The ore in the Fergana Valley is rather like the carnotite of Colorado, a complex uranium-vanadium mineral. It is found in veins, some of them almost five feet thick. By 1933, the uranium content in the run-of-the-mine ore had risen to 1.23%.
Apparently the Fergana Valley is shot through & through with uranium deposits of various kinds. In 1923, V. I. Popov reported one at Uigar-sai that he said compared favorably to "many carnotite sites in the U.S.A." In 1928, intense radioactivity was reported at the western end of the valley.

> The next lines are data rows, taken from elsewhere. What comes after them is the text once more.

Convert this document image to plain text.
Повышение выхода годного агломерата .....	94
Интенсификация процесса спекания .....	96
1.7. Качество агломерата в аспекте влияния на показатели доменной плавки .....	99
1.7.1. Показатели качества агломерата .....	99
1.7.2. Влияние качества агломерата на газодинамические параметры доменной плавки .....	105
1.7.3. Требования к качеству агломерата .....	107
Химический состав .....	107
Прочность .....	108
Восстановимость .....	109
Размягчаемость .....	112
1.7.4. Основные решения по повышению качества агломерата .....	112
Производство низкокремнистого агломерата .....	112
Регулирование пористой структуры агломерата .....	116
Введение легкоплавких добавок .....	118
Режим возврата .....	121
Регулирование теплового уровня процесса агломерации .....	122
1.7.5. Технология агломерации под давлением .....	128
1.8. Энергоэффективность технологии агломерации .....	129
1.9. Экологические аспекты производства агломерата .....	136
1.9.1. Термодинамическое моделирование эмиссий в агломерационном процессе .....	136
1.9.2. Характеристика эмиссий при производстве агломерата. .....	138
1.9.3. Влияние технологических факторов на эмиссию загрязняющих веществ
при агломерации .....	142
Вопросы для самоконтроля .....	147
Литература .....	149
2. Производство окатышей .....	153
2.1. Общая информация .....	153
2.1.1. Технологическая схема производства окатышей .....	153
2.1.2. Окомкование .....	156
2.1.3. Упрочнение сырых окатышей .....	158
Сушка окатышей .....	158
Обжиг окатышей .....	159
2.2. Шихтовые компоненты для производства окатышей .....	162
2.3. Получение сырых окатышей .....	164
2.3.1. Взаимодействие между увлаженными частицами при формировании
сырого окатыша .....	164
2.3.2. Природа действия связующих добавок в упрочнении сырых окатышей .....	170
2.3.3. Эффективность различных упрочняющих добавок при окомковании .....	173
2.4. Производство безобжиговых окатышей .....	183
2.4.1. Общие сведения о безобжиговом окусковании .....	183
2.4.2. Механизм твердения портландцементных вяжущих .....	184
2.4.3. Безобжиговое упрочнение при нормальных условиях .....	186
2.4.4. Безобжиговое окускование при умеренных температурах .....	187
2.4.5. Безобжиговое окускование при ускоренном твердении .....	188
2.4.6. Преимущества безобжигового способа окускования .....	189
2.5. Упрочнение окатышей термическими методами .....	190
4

Another promising uranium region is the Khamar-Daban Range near Lake Baikal, possibly extending to the Aldan goldfields. It was known in 1914, and has been explored intermittently ever since. Even in the Ukraine, close to Russia's oldest industrial centers, there are excellent indications of uranium. In 1940, A. E. Fersman reported that the pegmatites (coarse-grained granites) of the region are worth intensive study as possible uranium sources.
None of the geological literature quoted by Shimkin is later than 1944. What the Russians may have found by frantic searching since that time, Shimkin does not guess. But he believes that the uranium deposits found before the war in the Fergana Valley alone "appear to provide a possible basis for the development of atomic power in that region."